Thunberg arrived at the village on Friday and addressed protesters on Saturday, as DW and CNN reported.

“The carbon is still in the ground,” she addressed the crowd, as CNN reported. “And as long as the carbon is in the ground, this struggle is not over. We need to stop the current destruction of our planet and sacrificing people to benefit the short-term economic growth and corporate greed.”

Thunberg’s first brush with the police came Sunday, when she was physically removed from the site of the protest along with others after refusing to leave, as POLITICO reported.

The entire village of Lützerath was cleared by Monday, when the last two holdouts were removed, according to DW. However, activists then returned to the site for another demonstration on Tuesday, Thunberg among them.

Police spokesperson Christof Hüls told CNN that Thunberg was detained for a second time because she, along with other protestors, overran a barricade and approached the edge of a coal pit on ground that had been made unstable by rain.

“We knew who she was, but she did not get VIP treatment,” Hüls told CNN. “She did not resist.”

Three police officers carried her away from the pit, and one held her by the arm later, Reuters reported.
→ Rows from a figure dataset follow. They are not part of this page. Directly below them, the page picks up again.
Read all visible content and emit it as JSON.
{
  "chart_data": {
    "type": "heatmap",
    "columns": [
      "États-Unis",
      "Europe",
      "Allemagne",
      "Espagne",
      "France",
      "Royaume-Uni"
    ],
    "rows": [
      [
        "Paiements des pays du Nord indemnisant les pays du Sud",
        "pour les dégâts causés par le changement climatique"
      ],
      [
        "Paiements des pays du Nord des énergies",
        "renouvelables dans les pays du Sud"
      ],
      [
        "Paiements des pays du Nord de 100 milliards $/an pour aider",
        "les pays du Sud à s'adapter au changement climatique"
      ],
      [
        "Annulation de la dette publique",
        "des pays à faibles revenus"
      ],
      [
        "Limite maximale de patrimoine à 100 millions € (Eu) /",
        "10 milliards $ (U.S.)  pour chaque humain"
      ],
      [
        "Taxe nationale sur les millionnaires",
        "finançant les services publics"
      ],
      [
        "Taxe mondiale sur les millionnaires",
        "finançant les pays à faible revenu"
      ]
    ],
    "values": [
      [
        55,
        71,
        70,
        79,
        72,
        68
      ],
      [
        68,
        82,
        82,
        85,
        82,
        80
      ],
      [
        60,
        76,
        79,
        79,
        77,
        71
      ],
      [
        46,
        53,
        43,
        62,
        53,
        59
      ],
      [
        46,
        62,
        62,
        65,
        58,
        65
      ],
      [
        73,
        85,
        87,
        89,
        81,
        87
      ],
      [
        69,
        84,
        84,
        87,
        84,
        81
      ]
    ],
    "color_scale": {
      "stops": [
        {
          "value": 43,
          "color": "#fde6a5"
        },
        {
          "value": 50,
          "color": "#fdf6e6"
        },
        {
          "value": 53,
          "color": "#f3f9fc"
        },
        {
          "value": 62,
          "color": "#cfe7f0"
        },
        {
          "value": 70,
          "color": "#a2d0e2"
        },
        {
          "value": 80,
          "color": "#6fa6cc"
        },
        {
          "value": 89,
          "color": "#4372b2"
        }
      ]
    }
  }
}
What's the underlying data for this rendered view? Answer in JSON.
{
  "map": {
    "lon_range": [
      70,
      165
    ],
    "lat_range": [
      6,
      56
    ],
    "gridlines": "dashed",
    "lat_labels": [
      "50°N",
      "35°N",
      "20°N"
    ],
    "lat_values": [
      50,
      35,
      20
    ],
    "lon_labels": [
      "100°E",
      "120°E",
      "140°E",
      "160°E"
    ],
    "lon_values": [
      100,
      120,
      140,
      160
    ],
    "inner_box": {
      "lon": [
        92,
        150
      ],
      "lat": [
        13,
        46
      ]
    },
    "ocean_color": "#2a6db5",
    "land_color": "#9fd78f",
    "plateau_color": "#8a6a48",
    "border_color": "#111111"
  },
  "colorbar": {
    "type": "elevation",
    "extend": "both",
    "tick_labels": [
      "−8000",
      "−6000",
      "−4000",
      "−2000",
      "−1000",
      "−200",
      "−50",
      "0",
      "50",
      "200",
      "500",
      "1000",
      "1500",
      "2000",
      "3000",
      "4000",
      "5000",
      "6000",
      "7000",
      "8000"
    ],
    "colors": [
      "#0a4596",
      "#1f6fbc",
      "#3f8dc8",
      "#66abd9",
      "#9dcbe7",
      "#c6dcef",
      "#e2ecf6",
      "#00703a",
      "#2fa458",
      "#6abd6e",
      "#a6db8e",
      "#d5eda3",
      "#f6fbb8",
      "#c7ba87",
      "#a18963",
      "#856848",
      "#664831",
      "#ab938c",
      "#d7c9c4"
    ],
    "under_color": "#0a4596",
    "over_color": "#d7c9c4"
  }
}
Tuesday’s demonstration at the site itself was not the only protest against the mine expansion. Activists also blocked a train track transporting coal and occupied the RWE-operated Inden coal mine.

“Even if you destroy Lützerath, we will fight on: until you stop burning coal, extracting fracking gas and building autobahns,” Charly Dietz, a spokeswoman for the group Ende Gelände–which organized the Inden occupation and means “an end to mined areas” –said, as DW reported.